Para tornar a situação ainda mais escandalosa, ao realizar o GP de Fórmula 1, a Nürburgring Automotive recebe fundos do governo alemão que garantem a cobertura das despesas e o lucro dos ingressos, mesmo que eles não sejam vendidos. Parece até coisa do Brasil.

A essa altura você já deve ter perdido a conta, mas a Nürburgring Automotive recebeu 524 milhões de euros em forma de créditos, e suspeita-se que boa parte dessa fortuna foi desviada para os bolsos dos administradores da empresa e seus associados. Por isso o governo alemão retomou o controle do complexo para tentar recolocar as coisas nos eixos enquanto não encontra um novo parceiro privado para assumir o inferno verde.

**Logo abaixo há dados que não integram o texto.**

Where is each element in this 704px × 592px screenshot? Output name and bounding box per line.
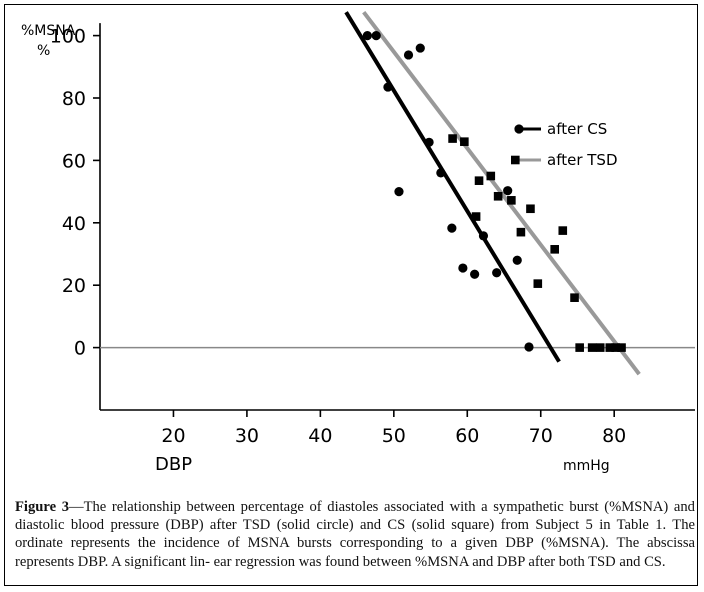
data-point-circle [436, 168, 446, 178]
chart-axes: 0 20 40 60 80 100 20 30 40 50 60 70 80 [50, 23, 695, 447]
data-point-square [516, 227, 526, 237]
data-point-square [526, 204, 535, 214]
data-point-circle [512, 255, 522, 265]
legend-marker-circle [514, 124, 524, 134]
data-point-square [570, 293, 579, 302]
x-axis-unit: mmHg [563, 458, 610, 474]
data-point-square [611, 343, 620, 352]
x-axis-title: DBP [155, 454, 192, 475]
data-point-circle [362, 31, 372, 41]
data-point-circle [478, 231, 489, 241]
figure-caption: Figure 3—The relationship between percen… [15, 498, 695, 571]
data-point-circle [383, 82, 393, 92]
series-layer [344, 10, 641, 376]
data-point-circle [403, 50, 414, 60]
data-point-circle [447, 223, 457, 233]
data-point-square [507, 196, 516, 205]
caption-line: ear regression was found between %MSNA a… [213, 553, 666, 570]
caption-line: —The relationship between percentage of … [69, 499, 564, 515]
data-point-square [587, 343, 597, 352]
data-point-square [533, 279, 543, 288]
y-tick-label: 20 [62, 275, 86, 297]
y-tick-label: 100 [50, 26, 86, 48]
legend-label: after CS [547, 120, 607, 138]
legend-marker-square [511, 155, 520, 165]
data-point-square [617, 343, 626, 352]
data-point-circle [503, 186, 513, 196]
data-point-square [558, 226, 568, 235]
data-point-square [595, 343, 605, 352]
y-axis-unit: % [37, 43, 50, 59]
data-point-circle [524, 342, 534, 352]
data-point-circle [394, 187, 404, 197]
data-point-square [486, 171, 496, 181]
caption-line: burst (%MSNA) and diastolic blood pressu… [15, 499, 695, 534]
x-tick-label: 50 [382, 425, 406, 447]
y-tick-label: 0 [74, 338, 86, 360]
data-point-circle [470, 269, 480, 279]
data-point-circle [458, 263, 468, 273]
data-point-circle [415, 43, 425, 53]
data-point-circle [424, 137, 434, 147]
data-point-square [550, 245, 559, 254]
data-point-circle [371, 31, 381, 41]
chart-legend: after CS after TSD [511, 120, 618, 169]
y-tick-label: 80 [62, 88, 86, 110]
x-tick-label: 30 [235, 425, 259, 447]
figure-frame: 0 20 40 60 80 100 20 30 40 50 60 70 80 %MSNA % DBP m… [4, 4, 698, 586]
caption-line: corresponding to a given DBP (%MSNA). Th… [15, 535, 695, 570]
y-tick-label: 60 [62, 150, 86, 172]
legend-label: after TSD [547, 151, 618, 169]
data-point-square [448, 134, 457, 143]
data-point-circle [492, 268, 502, 278]
caption-line: square) from Subject 5 in Table 1. The o… [15, 517, 695, 552]
y-tick-label: 40 [62, 213, 86, 235]
regression-line [344, 11, 561, 363]
scatter-chart: 0 20 40 60 80 100 20 30 40 50 60 70 80 %MSNA % DBP m… [21, 10, 695, 475]
axis-labels: %MSNA % DBP mmHg [21, 23, 610, 475]
data-point-square [493, 191, 503, 201]
x-tick-label: 80 [602, 425, 626, 447]
x-tick-label: 20 [161, 425, 185, 447]
x-tick-label: 70 [529, 425, 553, 447]
y-axis-title: %MSNA [21, 23, 76, 39]
caption-label: Figure 3 [15, 499, 69, 515]
data-point-square [605, 343, 615, 352]
data-point-square [460, 137, 469, 146]
x-tick-label: 40 [308, 425, 332, 447]
data-point-square [471, 212, 481, 221]
data-point-square [474, 176, 484, 185]
data-point-square [575, 343, 584, 352]
x-tick-label: 60 [455, 425, 479, 447]
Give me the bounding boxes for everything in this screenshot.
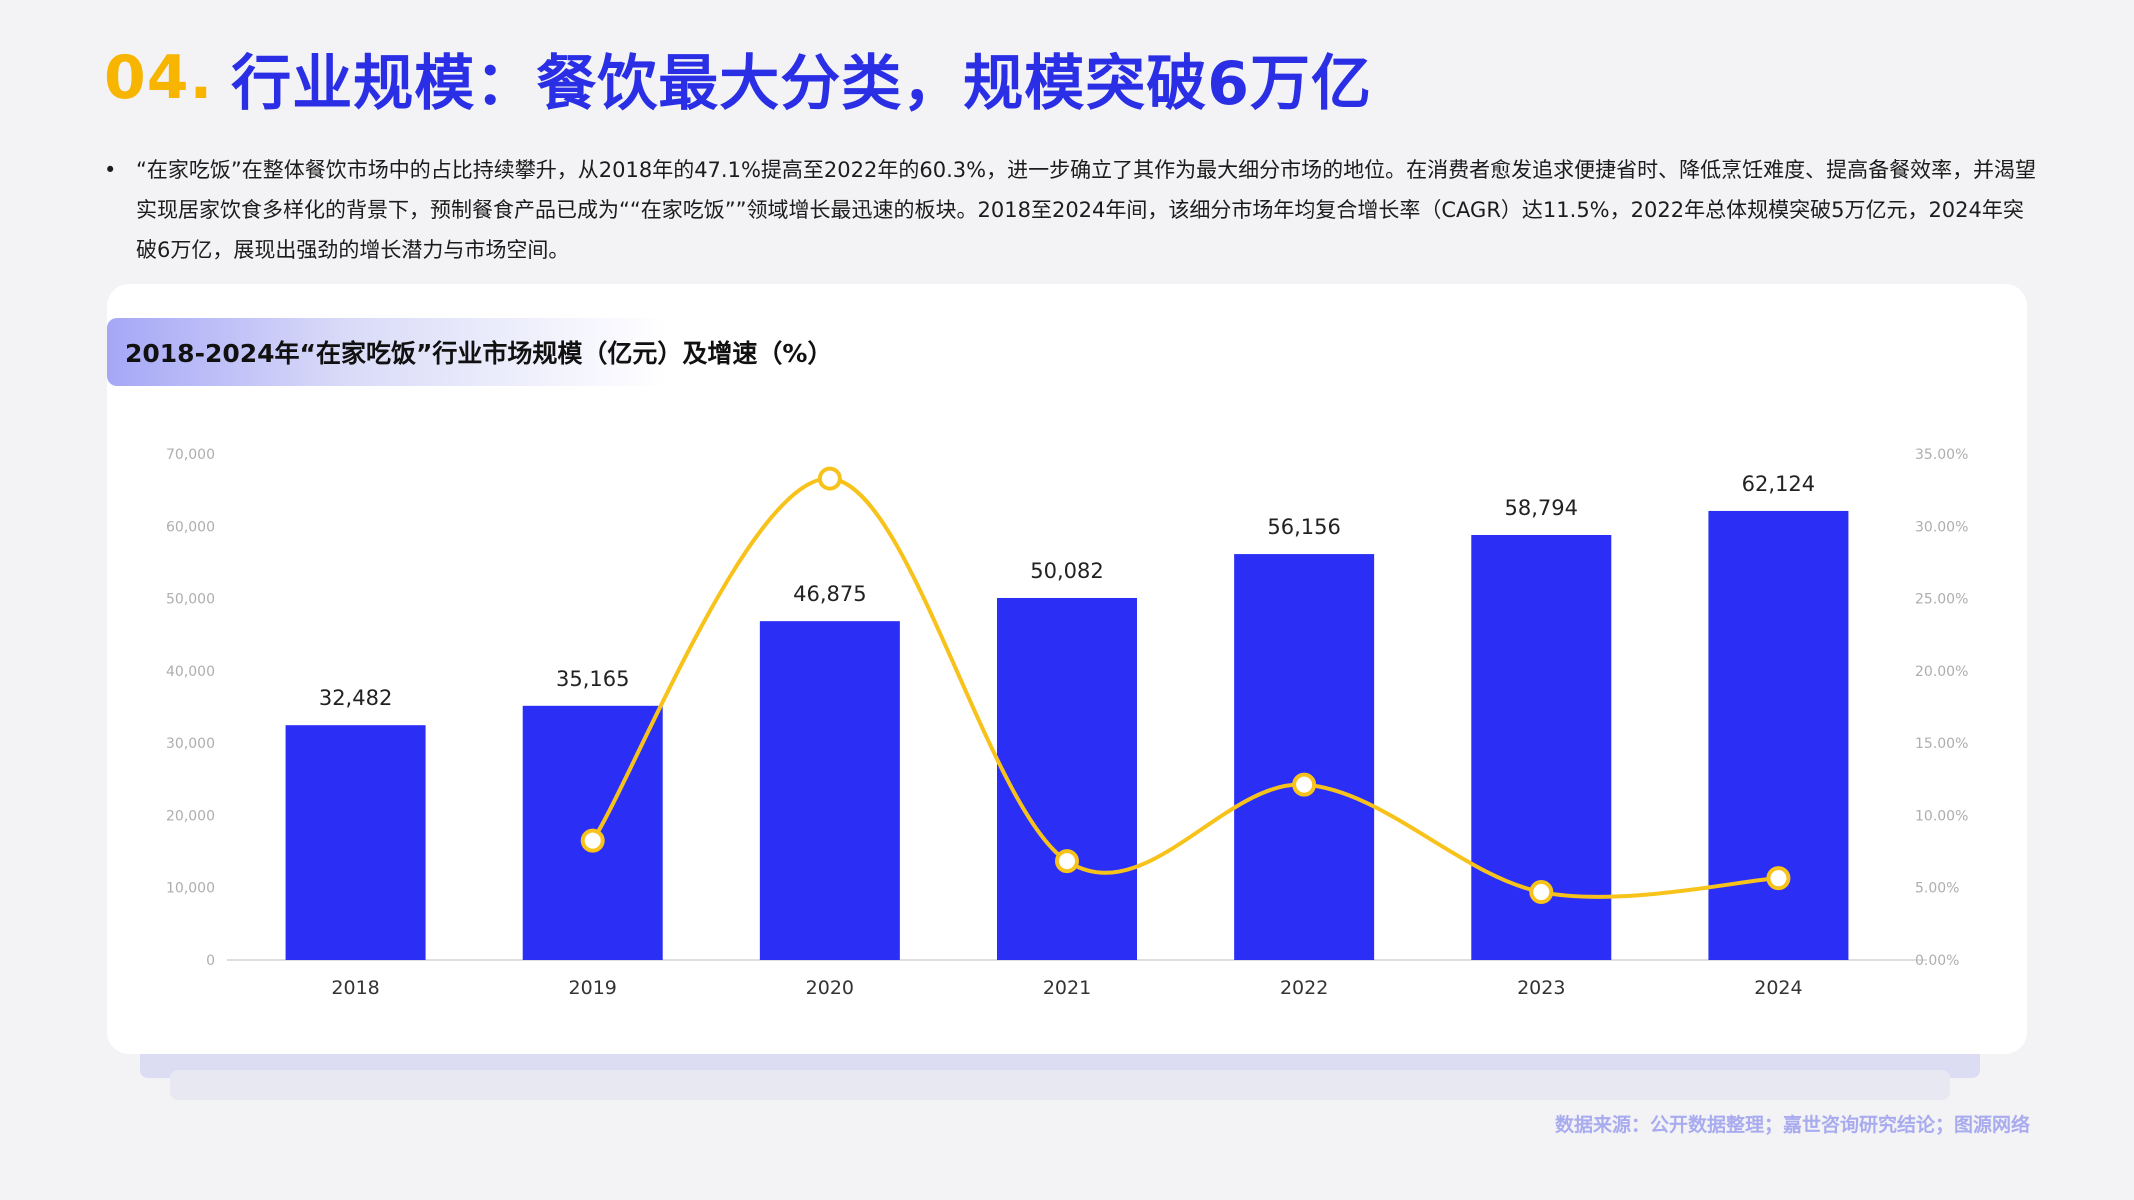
y-right-tick-label: 25.00%	[1915, 592, 1968, 608]
y-left-tick-label: 60,000	[166, 519, 215, 535]
summary-paragraph: • “在家吃饭”在整体餐饮市场中的占比持续攀升，从2018年的47.1%提高至2…	[104, 150, 2044, 270]
y-left-tick-label: 70,000	[166, 447, 215, 463]
bar-value-label: 35,165	[556, 667, 629, 691]
y-right-tick-label: 20.00%	[1915, 664, 1968, 680]
y-right-tick-label: 15.00%	[1915, 736, 1968, 752]
y-right-tick-label: 30.00%	[1915, 519, 1968, 535]
x-tick-label: 2024	[1754, 977, 1802, 999]
y-left-tick-label: 40,000	[166, 664, 215, 680]
y-left-tick-label: 20,000	[166, 808, 215, 824]
x-tick-label: 2022	[1280, 977, 1328, 999]
section-number: 04.	[104, 43, 214, 113]
bar-2018	[285, 725, 426, 960]
y-right-tick-label: 10.00%	[1915, 808, 1968, 824]
x-tick-label: 2023	[1517, 977, 1565, 999]
bar-2021	[997, 597, 1137, 960]
y-left-tick-label: 50,000	[166, 592, 215, 608]
source-note: 数据来源：公开数据整理；嘉世咨询研究结论；图源网络	[1554, 1114, 2030, 1136]
chart-card: 2018-2024年“在家吃饭”行业市场规模（亿元）及增速（%） 0 10,000…	[107, 284, 2027, 1054]
summary-text: “在家吃饭”在整体餐饮市场中的占比持续攀升，从2018年的47.1%提高至202…	[136, 158, 2037, 262]
bar-2022	[1234, 554, 1375, 960]
y-right-tick-label: 5.00%	[1915, 881, 1959, 897]
bar-value-label: 62,124	[1742, 472, 1815, 496]
growth-point-2021	[1055, 849, 1079, 874]
y-left-tick-label: 0	[206, 953, 215, 969]
page-title: 04. 行业规模：餐饮最大分类，规模突破6万亿	[104, 28, 1372, 128]
growth-point-2022	[1292, 772, 1317, 797]
growth-point-2023	[1529, 880, 1554, 905]
title-text: 行业规模：餐饮最大分类，规模突破6万亿	[231, 48, 1373, 119]
growth-point-2020	[817, 466, 842, 491]
bar-2024	[1708, 510, 1849, 960]
bar-value-label: 46,875	[793, 582, 866, 606]
y-left-tick-label: 30,000	[166, 736, 215, 752]
x-tick-label: 2020	[806, 977, 854, 999]
growth-point-2019	[580, 828, 605, 853]
y-right-tick-label: 35.00%	[1915, 447, 1968, 463]
bar-value-label: 32,482	[319, 686, 392, 710]
card-shadow-lower	[170, 1070, 1950, 1100]
x-tick-label: 2018	[331, 977, 379, 999]
y-right-tick-label: 0.00%	[1915, 953, 1959, 969]
x-tick-label: 2021	[1043, 977, 1091, 999]
bullet-icon: •	[104, 158, 117, 182]
bar-value-label: 58,794	[1505, 496, 1578, 520]
y-left-tick-label: 10,000	[166, 881, 215, 897]
market-size-chart: 0 10,000 20,000 30,000 40,000 50,000 60,000 70,…	[166, 447, 1968, 999]
bar-value-label: 50,082	[1030, 559, 1103, 583]
growth-point-2024	[1766, 866, 1791, 891]
x-tick-label: 2019	[569, 977, 617, 999]
bar-value-label: 56,156	[1267, 515, 1340, 539]
bar-2020	[759, 621, 900, 960]
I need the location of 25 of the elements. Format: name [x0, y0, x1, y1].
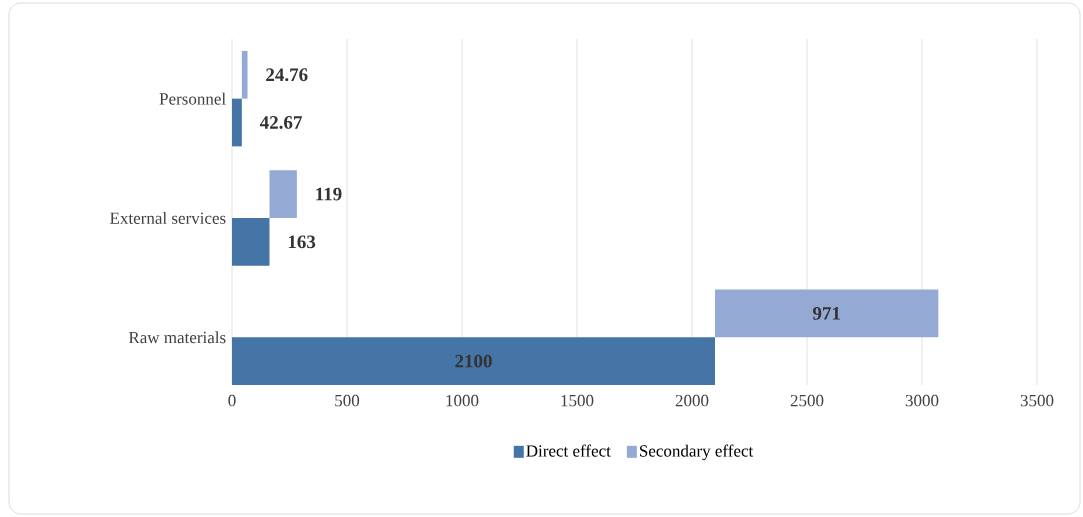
y-tick-label: External services	[110, 211, 226, 224]
x-tick-label: 1500	[561, 394, 594, 407]
bar	[232, 337, 716, 385]
bar	[232, 217, 270, 266]
bar	[232, 98, 242, 147]
data-label: 119	[316, 187, 342, 201]
y-tick-label: Personnel	[159, 92, 226, 105]
x-tick-label: 0	[228, 394, 236, 407]
x-tick-label: 3000	[905, 394, 939, 407]
x-tick-label: 500	[335, 394, 360, 407]
data-label: 24.76	[266, 68, 308, 82]
data-label: 42.67	[259, 116, 302, 129]
legend-label: Direct effect	[526, 444, 611, 457]
data-label: 971	[812, 307, 840, 320]
x-tick-label: 1000	[446, 394, 479, 407]
bar	[241, 50, 248, 99]
x-tick-label: 3500	[1020, 394, 1054, 407]
x-tick-label: 2000	[675, 394, 709, 407]
bar	[269, 170, 297, 218]
data-label: 2100	[455, 354, 492, 368]
bar	[715, 289, 939, 338]
y-tick-label: Raw materials	[128, 331, 226, 344]
legend-label: Secondary effect	[640, 444, 754, 461]
data-label: 163	[288, 235, 316, 249]
x-tick-label: 2500	[790, 394, 824, 407]
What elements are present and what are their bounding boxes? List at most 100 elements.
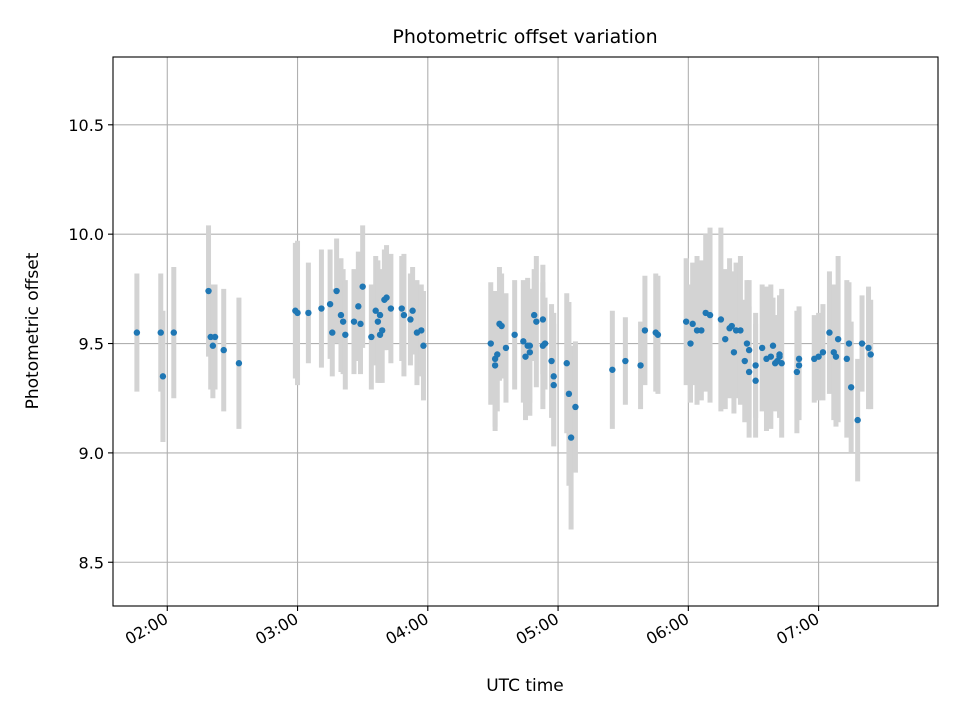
data-point [717,316,725,323]
data-point [357,320,364,328]
data-point [843,355,851,363]
data-point [865,344,872,352]
data-point [858,340,866,347]
data-point [548,357,555,365]
data-point [157,329,164,336]
data-point [339,318,347,325]
data-point [752,362,759,369]
data-point [622,357,629,365]
data-point [368,333,375,341]
data-point [737,327,744,334]
x-tick-label: 06:00 [643,609,692,649]
data-point [511,331,518,338]
data-point [834,335,842,343]
data-point [407,316,414,323]
data-point [815,353,822,360]
data-point [329,329,336,336]
data-point [530,311,538,319]
data-point [522,353,529,360]
data-point [502,344,510,352]
plot-frame [112,56,939,607]
data-point [778,360,785,367]
data-point [526,349,534,356]
data-point [832,353,840,360]
data-point [211,333,219,341]
y-tick-label: 8.5 [79,553,104,572]
data-point [533,318,540,325]
data-point [372,307,379,314]
data-point [374,318,382,325]
data-point [494,351,501,358]
data-point [333,287,340,295]
data-point [159,373,167,380]
data-point [826,329,833,336]
data-point [728,322,735,330]
x-tick-label: 03:00 [252,609,301,649]
data-point [498,322,505,330]
data-point [565,390,573,398]
y-tick-label: 10.5 [68,116,104,135]
data-point [318,305,325,312]
error-bars [134,225,874,530]
data-point [383,294,390,301]
data-point [220,346,227,354]
data-point [170,329,177,336]
data-point [845,340,853,347]
data-point [867,351,874,358]
data-point [294,309,301,317]
x-axis-label: UTC time [486,676,564,696]
data-point [730,349,738,356]
data-point [682,318,690,325]
data-point [722,335,729,343]
data-point [539,316,547,323]
x-tick-label: 07:00 [773,609,822,649]
data-point [359,283,366,290]
data-point [758,344,766,352]
data-point [572,403,579,411]
data-point [698,327,705,334]
data-point [550,381,557,389]
data-point [776,353,783,360]
data-point [409,307,416,314]
data-point [337,311,345,319]
data-point [854,416,861,424]
data-point [379,327,386,334]
data-point [235,360,243,367]
data-point [205,287,212,295]
y-tick-label: 10.0 [68,225,104,244]
data-point [342,331,349,338]
data-point [567,434,575,441]
data-point [609,366,616,373]
data-point [526,342,534,349]
data-point [355,303,362,310]
data-point [795,362,803,369]
data-point [689,320,696,328]
data-point [350,318,358,325]
data-point [491,362,499,369]
data-point [487,340,494,347]
data-point [752,377,759,384]
data-point [795,355,803,363]
data-point [745,368,753,376]
data-point [305,309,312,317]
data-point [550,373,557,380]
x-tick-label: 04:00 [382,609,431,649]
data-point [376,311,384,319]
data-point [637,362,644,369]
data-point [743,340,751,347]
data-point [654,331,662,338]
data-point [741,357,748,365]
data-point [769,342,777,349]
data-point [400,311,408,319]
data-point [398,305,405,312]
data-point [793,368,801,376]
data-point [641,327,649,334]
data-point [541,340,549,347]
data-point [387,305,395,312]
chart-title: Photometric offset variation [392,26,657,48]
data-point [687,340,694,347]
data-point [133,329,141,336]
data-point [326,300,334,308]
data-point [420,342,427,349]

Como solução emergencial, os administradores da Nürburgring Automotive pediram uma caução de 13 milhões de euros para a Comissão Europeia, que foi negada pois a caução seria contra as regras comunitárias de concorrência. A empresa também não pode mais pedir ajuda ao governo, pois além de ser considerado um apoio estatal ilegal, o Estado já está sendo investigado pela ajuda anterior.
E foi aqui que começaram os rumores de que Nürburgring vai fechar. Quando o governo alemão negou a ajuda à empresa Nürburgring, também exigiu sua liquidação para honrar suas dívidas. A palavra “liquidação” gerou a confusão: muitos interpretaram a falência da empresa como o fim do circuito, como se o a sra. Angela Merkel fosse retomar a área, e destruir toda aquela estrutura inviável e imprestável para construir um parque, ou um aeroporto ou qualquer coisa. Não. Não é isso o que vai acontecer.

O que faliu na manhã de ontem foi a Nürburgring Automotive GmBH, a empresa que administrava (ou tentava) o complexo Nürburgring. Como em qualquer outro processo de falência, os ativos da empresa – ou seja, o circuito, o hotel, o parque de diversões e o shopping – serão vendidos para saldar parte das dívidas. Ele continuará no mesmo lugar até que apareça alguém interessado, pois Nürburgring é rentável, apesar de tudo o que aconteceu durante a desastrosa concessão. O erro da concessão foi superestimar a demanda e assim projetar os gastos e investimentos com base em dados completamente absurdos. Se foi um golpe para arrancar dinheiro público ou uma grande lambança administrativa, é a investigação do governo alemão quem vai dizer.

E é por isso que Nür dificilmente deve acabar fechado. Com o pedido de liquidação da empresa ele certamente será vendido por um preço bem abaixo do estimado: 126 milhões de euros. Na pior das hipóteses os carros ainda serão testados e desenvolvidos por lá. Na melhor delas, os preços de acesso sobem, mas o circuito continua vivo e aberto ao público. O automobilismo nunca foi barato, mesmo.